In 2013, a student wrote a letter stating his concerns about the shaming of girls in school as a result of the dress code, and in response received In-School Suspension (I.S.S). Many students are confused as to what the proper consequence is for a dress code violation and if there is there is a disconnect between what teachers find inappropriate and what the administration finds inappropriate. Dr. Catapano explained that the disciplinary actions that follow dress code violations are actually not a result of the clothing itself. “First, a student will be asked to changed their clothes if dressed inappropriately,” he clarified, “If they refuse, that is considered insubordination, and they will be held accountable by the code of conduct. The dress code is clearly stated in the code of conduct…if a student is wearing a t-shirt that promotes drugs or alcohol, they will be asked to remove the t-shirt. Students are do not receive consequences for what they are wearing. You will not be suspended for wearing something that is inappropriate. However, if we tell you to remove the item or change and you say no, then there will be consequences.” Although there seemed to be a disconnect between the administration and the teachers in the past, Dr. Catapano has assured that there have been no miscommunications since he has been principal. “I don’t think there has ever been an instance in which a student was sent down to the office and we didn’t feel the clothing was inappropriate,” he said.

Although many students around the nation feel that dress codes are sometimes too severely reinforced, many others believe that the opposite is true, which proposes a contrasting issue. Many male teachers feel uncomfortable confronting female students about serious dress code violations because of the notion that it is sexualizing them. “Yes, it is very uncomfortable,” replied Mr. Ferretti, a social studies teacher at Hills West, “I have no interest in doing it.”

Dress codes have become a controversial issue nationwide, sparking feelings of discomfort for students and teachers alike. Although there has been no official proposed solution to the issue, many students have opinions on how to halt the problems.
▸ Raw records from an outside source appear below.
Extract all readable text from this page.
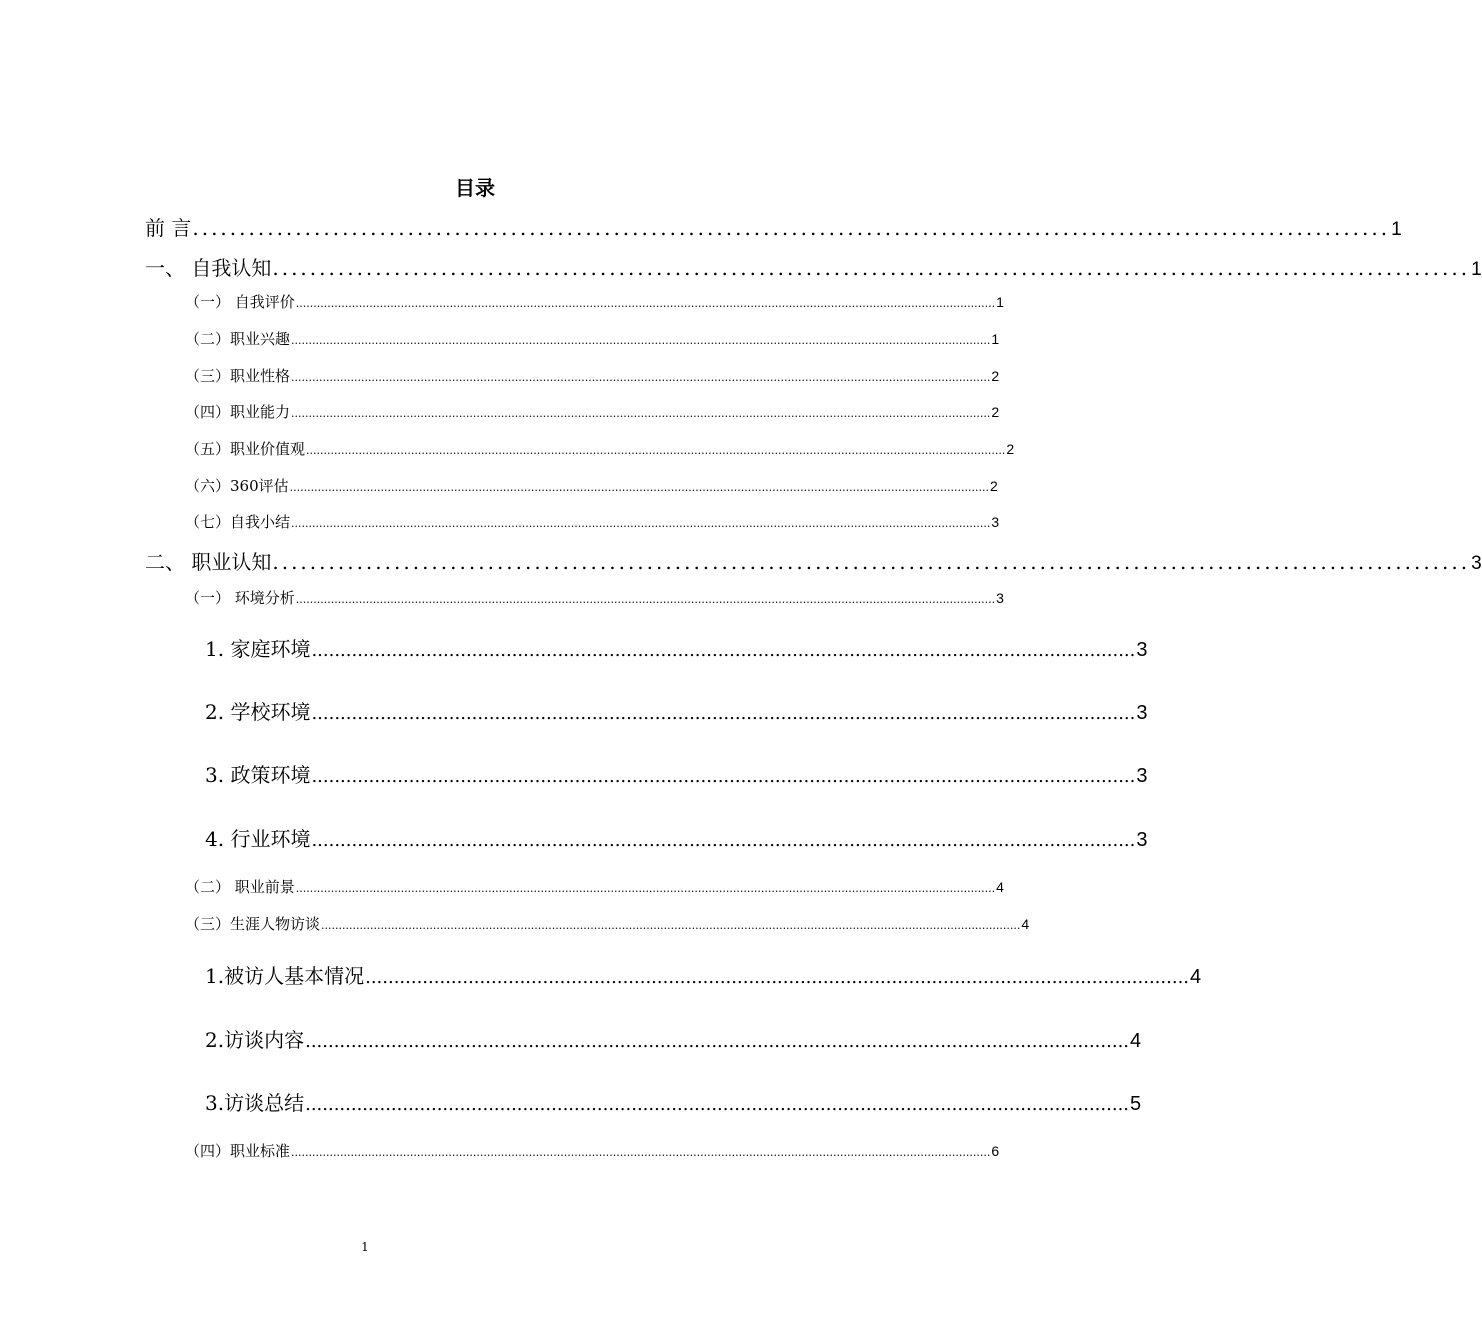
目录
前 言 ................................................................................................................................ 1
一、 自我认知 ................................................................................................................................ 1
（一） 自我评价 ........................................................................................................................................................................................................ 1
（二）职业兴趣 ........................................................................................................................................................................................................ 1
（三）职业性格 ........................................................................................................................................................................................................ 2
（四）职业能力 ........................................................................................................................................................................................................ 2
（五）职业价值观 ........................................................................................................................................................................................................ 2
（六）360评估 ........................................................................................................................................................................................................ 2
（七）自我小结 ........................................................................................................................................................................................................ 3
二、 职业认知 ................................................................................................................................ 3
（一） 环境分析 ........................................................................................................................................................................................................ 3
1. 家庭环境 ................................................................................................................................................ 3
2. 学校环境 ................................................................................................................................................ 3
3. 政策环境 ................................................................................................................................................ 3
4. 行业环境 ................................................................................................................................................ 3
（二） 职业前景 ........................................................................................................................................................................................................ 4
（三）生涯人物访谈 ........................................................................................................................................................................................................ 4
1.被访人基本情况 ................................................................................................................................................ 4
2.访谈内容 ................................................................................................................................................ 4
3.访谈总结 ................................................................................................................................................ 5
（四）职业标准 ........................................................................................................................................................................................................ 6
1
Justin Zelamsky, a junior at Hills West, proposed his own solution to the argument, “I think we need a stricter code for both genders. Then, it will be truly equal.” Grant disagrees, “I think that instead of women needing to cover their shoulders in school, students, especially males, should be taught how to control themselves. The quote ‘boys will be boys’ should not exist.” Drinkwater, however, reiterates Zelamsky’s solution, “If they strictly enforced the fingertip length rule on shorts, they might be better off,” suggested Drinkwater, “Because then they have a fair way to check everyone’s shorts.” Until an action is put in place to end these disputed issues, it is fair to say that no progress or change will ever occur.

Objectification, sexism, and double standards may appear to be foreign issues, but they flow forcibly throughout the halls of Hills West and the halls of high schools nationwide. Discomfort surrounding the dress code is experienced by both teachers and students alike. Although it appears impractical to remove the dress code from the Half Hollow Hills Code of Conduct, many students, especially females, still believe that many serious changes are necessary to dissolve these issues and eliminate the gap between men and women. As Mahatma Gandhi once said, “Of all the evils for which man has made himself responsible, none is so degrading, so shocking or so brutal as his abuse of the better half of humanity; the female sex.”